Going mobile: DOD needs to take the next steps on security

Until recently, defense and civilian agencies have approached their mobile device strategy problems by taking an "all devices left behind" stance that has become woefully outdated. Indeed, the growing prevalence of personal device use is forcing agencies to consider how to allow these devices on the network while still keeping it secure.

The change in policy has been slow, but a recent survey of 200 respondents (75 defense and 125 civilian) conducted by SolarWinds and Market Connections illustrates that changes to mobile policy are happening to various degrees. According to the findings:

• 37 percent of Defense Department respondents say their agency allows approved personal devices to access some agency systems.
• 30 percent of DOD respondents say that they can use personal mobile devices to access work email, or will be able to within the next year.
• 73 percent of the same respondents are currently able to access work email using agency-issued mobile devices.

All of this despite the fact that mobile device security remains a top concern. Ninety-six percent of DOD respondents indicated that cybersecurity and IT security are "very important" and a source of focus for leadership within the agency, while 85 percent of civilian respondents made a similar claim. And nearly half (46 percent) of all DOD respondents indicated unauthorized individuals accessing data via mobile devices is a particular challenge.

Interestingly, though, there appears to be a significant gulf between mobile device security in the military and civilian government spaces. While both understand the importance of securing mobile devices, DOD agencies tend to be more prepared for the potential risk. In fact, the survey found that DOD agencies are more likely than civilian agencies to have a formal security plan and training program in place. Similarly, 41 percent of DOD respondents indicated that they are very confident their agency’s security controls can protect agency data, while only 16 percent of civilian agency respondents indicated the same confidence level.

There could be many reasons for the disparity. Perhaps it’s simply the nature of the business: DOD has a lot more proprietary information it needs to protect in the name of national security. It’s also worth noting that DOD, under CIO Terry Halvorsen, has also made cybersecurity a core focus of its mission, even as it attempts to get “mobile devices in the hands of the warfighter anywhere anytime.” Or, maybe it’s simply due to the fact that DOD may have more resources available to apply to mobile device security.

Regardless, now that personal devices have made their way from the shadows to the light, it’s imperative that both DOD and civilian agencies take some simple steps to continue to up their mobile device security game.

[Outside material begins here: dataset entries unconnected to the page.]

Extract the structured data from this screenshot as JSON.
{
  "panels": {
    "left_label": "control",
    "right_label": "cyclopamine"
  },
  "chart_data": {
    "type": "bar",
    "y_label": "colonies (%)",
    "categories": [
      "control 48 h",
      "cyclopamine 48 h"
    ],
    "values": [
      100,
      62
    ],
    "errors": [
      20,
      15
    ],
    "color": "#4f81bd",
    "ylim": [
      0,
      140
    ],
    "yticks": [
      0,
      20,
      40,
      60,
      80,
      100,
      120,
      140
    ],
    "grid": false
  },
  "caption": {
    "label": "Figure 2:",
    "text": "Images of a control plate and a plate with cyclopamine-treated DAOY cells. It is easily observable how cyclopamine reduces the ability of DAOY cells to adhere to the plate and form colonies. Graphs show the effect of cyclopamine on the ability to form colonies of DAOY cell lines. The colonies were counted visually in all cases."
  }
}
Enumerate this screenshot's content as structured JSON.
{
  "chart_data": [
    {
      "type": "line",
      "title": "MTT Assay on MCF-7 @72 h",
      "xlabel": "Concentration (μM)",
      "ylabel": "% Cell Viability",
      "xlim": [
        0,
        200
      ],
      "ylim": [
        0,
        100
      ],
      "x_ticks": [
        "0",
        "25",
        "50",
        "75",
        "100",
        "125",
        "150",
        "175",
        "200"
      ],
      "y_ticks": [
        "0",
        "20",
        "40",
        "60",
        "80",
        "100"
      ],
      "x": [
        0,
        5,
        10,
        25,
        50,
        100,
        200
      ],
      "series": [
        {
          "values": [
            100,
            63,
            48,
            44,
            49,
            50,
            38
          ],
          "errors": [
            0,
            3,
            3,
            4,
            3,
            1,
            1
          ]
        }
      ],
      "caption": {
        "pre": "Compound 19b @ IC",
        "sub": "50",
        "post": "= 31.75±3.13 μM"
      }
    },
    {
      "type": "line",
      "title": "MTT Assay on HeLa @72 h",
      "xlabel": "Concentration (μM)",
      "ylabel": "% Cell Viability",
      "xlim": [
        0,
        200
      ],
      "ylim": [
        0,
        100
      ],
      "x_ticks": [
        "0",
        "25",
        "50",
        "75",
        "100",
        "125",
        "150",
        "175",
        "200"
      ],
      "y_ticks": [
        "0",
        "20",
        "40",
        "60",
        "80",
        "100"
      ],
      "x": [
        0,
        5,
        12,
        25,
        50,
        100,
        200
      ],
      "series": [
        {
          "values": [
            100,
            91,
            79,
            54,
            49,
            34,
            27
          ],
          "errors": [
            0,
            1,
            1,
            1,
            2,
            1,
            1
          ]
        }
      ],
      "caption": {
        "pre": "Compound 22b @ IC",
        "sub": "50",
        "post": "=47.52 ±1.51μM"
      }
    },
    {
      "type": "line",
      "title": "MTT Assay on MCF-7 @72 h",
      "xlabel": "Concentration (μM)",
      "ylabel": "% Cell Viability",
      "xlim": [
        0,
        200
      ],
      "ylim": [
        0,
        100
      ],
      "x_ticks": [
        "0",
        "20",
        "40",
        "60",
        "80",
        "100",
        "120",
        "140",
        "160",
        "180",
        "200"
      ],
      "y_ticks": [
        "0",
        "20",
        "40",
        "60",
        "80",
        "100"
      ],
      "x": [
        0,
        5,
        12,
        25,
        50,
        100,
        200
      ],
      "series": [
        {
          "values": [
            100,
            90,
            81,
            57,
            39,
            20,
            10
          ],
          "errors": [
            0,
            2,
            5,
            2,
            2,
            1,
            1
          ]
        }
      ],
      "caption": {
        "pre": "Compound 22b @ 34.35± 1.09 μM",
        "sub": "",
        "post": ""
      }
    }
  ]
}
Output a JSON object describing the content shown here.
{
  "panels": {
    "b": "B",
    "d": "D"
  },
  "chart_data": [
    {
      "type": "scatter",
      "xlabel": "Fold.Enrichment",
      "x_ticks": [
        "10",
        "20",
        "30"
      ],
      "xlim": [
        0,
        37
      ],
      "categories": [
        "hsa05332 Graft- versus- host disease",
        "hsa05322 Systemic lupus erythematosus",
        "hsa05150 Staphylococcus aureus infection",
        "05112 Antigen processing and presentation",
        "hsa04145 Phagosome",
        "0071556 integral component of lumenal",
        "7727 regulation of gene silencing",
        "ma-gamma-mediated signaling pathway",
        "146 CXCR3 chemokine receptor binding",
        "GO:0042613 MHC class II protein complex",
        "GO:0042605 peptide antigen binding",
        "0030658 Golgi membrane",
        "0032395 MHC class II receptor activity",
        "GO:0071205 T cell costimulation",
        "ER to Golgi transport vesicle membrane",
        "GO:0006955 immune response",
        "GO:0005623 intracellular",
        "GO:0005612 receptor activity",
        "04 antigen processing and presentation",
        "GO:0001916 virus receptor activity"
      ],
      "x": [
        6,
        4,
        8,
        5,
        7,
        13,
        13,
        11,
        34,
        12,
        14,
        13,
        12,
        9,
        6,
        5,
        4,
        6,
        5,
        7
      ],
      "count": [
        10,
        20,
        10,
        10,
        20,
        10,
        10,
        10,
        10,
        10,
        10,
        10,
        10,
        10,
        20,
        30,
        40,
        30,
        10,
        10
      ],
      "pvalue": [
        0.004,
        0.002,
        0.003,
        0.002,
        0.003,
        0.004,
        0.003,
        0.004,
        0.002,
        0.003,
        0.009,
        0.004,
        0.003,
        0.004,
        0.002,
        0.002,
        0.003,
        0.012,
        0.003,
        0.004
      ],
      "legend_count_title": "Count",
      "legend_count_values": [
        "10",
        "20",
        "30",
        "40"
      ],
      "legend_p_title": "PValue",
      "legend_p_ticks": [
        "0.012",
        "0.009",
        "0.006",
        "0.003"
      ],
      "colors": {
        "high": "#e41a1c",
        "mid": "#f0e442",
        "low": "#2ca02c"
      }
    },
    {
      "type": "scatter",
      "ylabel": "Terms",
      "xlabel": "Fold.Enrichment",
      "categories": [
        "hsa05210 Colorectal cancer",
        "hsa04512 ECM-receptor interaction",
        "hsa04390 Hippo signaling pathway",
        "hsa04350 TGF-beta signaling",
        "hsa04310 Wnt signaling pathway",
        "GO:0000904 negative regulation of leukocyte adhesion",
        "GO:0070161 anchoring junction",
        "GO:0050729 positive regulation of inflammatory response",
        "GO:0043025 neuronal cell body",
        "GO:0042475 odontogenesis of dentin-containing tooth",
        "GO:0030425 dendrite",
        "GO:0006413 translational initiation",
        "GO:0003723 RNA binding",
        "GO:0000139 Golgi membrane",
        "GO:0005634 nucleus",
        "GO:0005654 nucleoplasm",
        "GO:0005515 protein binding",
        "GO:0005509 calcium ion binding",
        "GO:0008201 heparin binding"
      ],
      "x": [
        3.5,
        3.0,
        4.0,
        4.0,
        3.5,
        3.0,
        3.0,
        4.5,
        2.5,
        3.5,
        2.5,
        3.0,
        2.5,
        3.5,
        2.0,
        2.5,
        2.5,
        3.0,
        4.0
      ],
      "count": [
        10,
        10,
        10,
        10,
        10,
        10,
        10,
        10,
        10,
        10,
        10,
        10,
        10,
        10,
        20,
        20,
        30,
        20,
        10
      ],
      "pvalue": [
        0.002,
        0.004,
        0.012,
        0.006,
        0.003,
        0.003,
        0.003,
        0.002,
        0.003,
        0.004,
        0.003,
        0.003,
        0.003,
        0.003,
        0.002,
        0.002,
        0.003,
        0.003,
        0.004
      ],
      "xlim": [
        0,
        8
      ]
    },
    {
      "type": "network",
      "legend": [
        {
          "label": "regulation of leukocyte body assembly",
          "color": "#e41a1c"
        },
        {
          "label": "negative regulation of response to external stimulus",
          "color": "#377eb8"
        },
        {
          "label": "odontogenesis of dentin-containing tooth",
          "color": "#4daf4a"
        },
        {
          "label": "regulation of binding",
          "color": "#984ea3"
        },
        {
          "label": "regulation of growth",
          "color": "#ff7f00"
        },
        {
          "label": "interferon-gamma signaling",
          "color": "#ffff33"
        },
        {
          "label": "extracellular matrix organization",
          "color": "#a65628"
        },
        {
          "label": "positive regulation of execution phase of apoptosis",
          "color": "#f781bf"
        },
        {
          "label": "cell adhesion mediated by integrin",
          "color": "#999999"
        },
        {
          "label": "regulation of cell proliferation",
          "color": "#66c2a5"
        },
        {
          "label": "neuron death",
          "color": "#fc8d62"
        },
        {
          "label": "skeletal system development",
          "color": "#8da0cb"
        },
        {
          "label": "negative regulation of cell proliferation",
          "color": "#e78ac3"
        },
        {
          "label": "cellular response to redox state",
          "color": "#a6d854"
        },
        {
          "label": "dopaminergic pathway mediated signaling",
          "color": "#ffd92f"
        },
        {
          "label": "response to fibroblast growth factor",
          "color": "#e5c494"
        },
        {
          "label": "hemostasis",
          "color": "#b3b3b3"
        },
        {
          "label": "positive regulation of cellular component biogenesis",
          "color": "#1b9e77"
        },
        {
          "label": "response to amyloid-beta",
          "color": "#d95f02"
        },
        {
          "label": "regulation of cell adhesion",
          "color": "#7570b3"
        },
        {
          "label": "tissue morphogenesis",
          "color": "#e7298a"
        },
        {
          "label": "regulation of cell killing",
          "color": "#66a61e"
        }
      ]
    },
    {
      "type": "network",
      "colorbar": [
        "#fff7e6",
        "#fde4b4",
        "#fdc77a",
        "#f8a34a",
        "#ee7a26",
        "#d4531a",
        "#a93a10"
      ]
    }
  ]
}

Recognizing the growing prevalence of mobile devices and taking steps to embrace, rather than fight, their usage is a huge first step. Developing a formal security plan and educating mobile users on how to use – and not to use – personal devices at work is also important.

Underlying all of this should be technology that allows agencies to monitor and respond to potential threats resulting from mobile device use. Integrating additional network tools, such as device trackers or security information and event management software can give network administrators even more insight into and control over their networks and the devices (and users) accessing them.

These types of secure third-party tools protect secure data by locating connected devices by searching IP or MAC address, user, host, node, port or vendor, and detecting rogue devices. Administrators can track device connection and user logon histories, helping to trace problems back to specific devices or individuals. They can also set up watch lists that trigger alerts whenever an unauthorized device accesses the network.

Security information and event management software can work in tandem with user device trackers to help protect networks. This type of software can detect critical log and registry activity and provide automated network responses to perceived security threats.

Solutions such as these can prove instrumental in managing the government’s mobile reality, especially if they are deployed in conjunction with planning and training procedures. The fact is, whether we’re talking about DOD or civilian agencies, it’s no longer realistic or even reasonable to ask employees to keep their mobile devices turned off. Now, it’s about doing whatever can be done to embrace and accept those devices – while keeping them and the networks they run on secure.